Amid Republican opposition to additional US funding for Kyiv’s war effort and a refocusing of attention towards the Middle East, western support for Ukraine cannot be taken for granted.
Europeans are now facing two very different but interconnected wars that threaten not simply Europe’s security but the political identity of European societies. In both wars there are nuclear powers involved, and both are of great symbolic importance.
The Israel-Hamas war has not only shifted public attention towards the Middle East and created competition for resources, it has also weakened the notion that there is something exceptional about the nature of Russia’s aggression.
When Russia has cut energy supplies to towns and cities in Ukraine it has been accused of committing war crimes. Israel has deprived Gaza of energy and water supplies. Are Ukraine and the west ready to call these war crimes? This is a typical Western double standard.
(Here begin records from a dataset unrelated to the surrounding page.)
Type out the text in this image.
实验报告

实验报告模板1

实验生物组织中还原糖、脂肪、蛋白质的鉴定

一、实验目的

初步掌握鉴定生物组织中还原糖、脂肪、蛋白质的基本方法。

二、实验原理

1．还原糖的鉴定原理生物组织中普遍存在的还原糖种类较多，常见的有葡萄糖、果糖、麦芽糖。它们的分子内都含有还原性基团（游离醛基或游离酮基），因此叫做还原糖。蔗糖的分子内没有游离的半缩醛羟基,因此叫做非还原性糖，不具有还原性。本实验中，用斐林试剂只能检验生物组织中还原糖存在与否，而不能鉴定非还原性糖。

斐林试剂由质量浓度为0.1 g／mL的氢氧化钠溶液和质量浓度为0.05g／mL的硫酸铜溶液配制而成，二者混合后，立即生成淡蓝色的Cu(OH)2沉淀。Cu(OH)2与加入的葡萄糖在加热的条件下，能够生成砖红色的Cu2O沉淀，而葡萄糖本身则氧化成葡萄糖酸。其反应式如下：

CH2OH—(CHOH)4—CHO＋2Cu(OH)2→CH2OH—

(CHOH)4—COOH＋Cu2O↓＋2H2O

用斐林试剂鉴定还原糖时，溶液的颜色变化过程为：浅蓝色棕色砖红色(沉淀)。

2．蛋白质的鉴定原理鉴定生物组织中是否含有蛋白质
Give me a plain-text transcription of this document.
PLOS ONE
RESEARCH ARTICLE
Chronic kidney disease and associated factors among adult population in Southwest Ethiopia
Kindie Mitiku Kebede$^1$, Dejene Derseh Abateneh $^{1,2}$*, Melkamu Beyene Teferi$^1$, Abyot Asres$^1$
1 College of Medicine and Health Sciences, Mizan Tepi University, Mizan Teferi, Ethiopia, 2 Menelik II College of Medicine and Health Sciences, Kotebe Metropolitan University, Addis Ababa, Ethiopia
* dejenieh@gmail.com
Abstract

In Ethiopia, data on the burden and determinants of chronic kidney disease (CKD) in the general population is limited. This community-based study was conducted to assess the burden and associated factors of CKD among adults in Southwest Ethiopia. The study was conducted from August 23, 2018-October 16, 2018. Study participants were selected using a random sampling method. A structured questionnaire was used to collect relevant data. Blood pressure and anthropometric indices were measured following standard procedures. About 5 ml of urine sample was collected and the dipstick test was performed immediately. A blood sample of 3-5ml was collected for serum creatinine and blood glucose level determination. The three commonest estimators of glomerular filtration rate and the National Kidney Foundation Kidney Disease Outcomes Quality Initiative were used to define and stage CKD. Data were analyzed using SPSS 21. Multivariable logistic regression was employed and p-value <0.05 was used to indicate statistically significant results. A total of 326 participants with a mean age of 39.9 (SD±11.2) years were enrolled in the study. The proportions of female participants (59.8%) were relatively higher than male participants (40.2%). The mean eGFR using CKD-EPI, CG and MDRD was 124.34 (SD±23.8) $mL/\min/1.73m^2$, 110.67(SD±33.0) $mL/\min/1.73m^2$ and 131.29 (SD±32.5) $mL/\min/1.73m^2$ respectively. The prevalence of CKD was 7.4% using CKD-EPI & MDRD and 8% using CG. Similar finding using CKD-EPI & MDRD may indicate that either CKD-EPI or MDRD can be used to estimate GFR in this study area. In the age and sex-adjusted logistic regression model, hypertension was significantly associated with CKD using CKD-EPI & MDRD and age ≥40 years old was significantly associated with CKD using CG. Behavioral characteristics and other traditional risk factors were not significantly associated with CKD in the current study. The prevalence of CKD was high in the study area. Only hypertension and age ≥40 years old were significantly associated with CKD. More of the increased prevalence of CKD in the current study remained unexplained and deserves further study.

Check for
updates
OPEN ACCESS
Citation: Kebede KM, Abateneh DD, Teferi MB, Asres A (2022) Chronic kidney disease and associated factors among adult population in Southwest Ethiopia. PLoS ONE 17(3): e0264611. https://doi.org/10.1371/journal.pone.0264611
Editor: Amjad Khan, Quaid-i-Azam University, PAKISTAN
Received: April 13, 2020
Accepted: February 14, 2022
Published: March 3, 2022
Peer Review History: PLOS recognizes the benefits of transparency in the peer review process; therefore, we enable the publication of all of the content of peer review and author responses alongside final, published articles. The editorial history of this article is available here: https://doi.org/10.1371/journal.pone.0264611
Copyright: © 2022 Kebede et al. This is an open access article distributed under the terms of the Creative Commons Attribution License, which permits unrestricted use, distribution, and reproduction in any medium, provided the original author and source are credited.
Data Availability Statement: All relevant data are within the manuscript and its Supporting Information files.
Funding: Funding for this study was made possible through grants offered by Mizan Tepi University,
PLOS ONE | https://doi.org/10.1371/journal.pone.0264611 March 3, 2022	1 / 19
A recent study of the “geopolitics of emotions” conducted by the European Council on Foreign Relations just prior to the war in Gaza reveals a disturbing, if unsurprising, trend. Public opinion in large non-Western countries is more interested in when the war will end than in how it will end.
The public view the West and Ukraine, rather than Russia, as the major obstacle to peace (pic.). Most in the so-called Global South expect that in the next five years Moscow will prevail and see the conflict as a proxy for confrontation between the US and Russia.
So, the question is: Can the West triumph if its own population does not believe that it should be at war while most others do?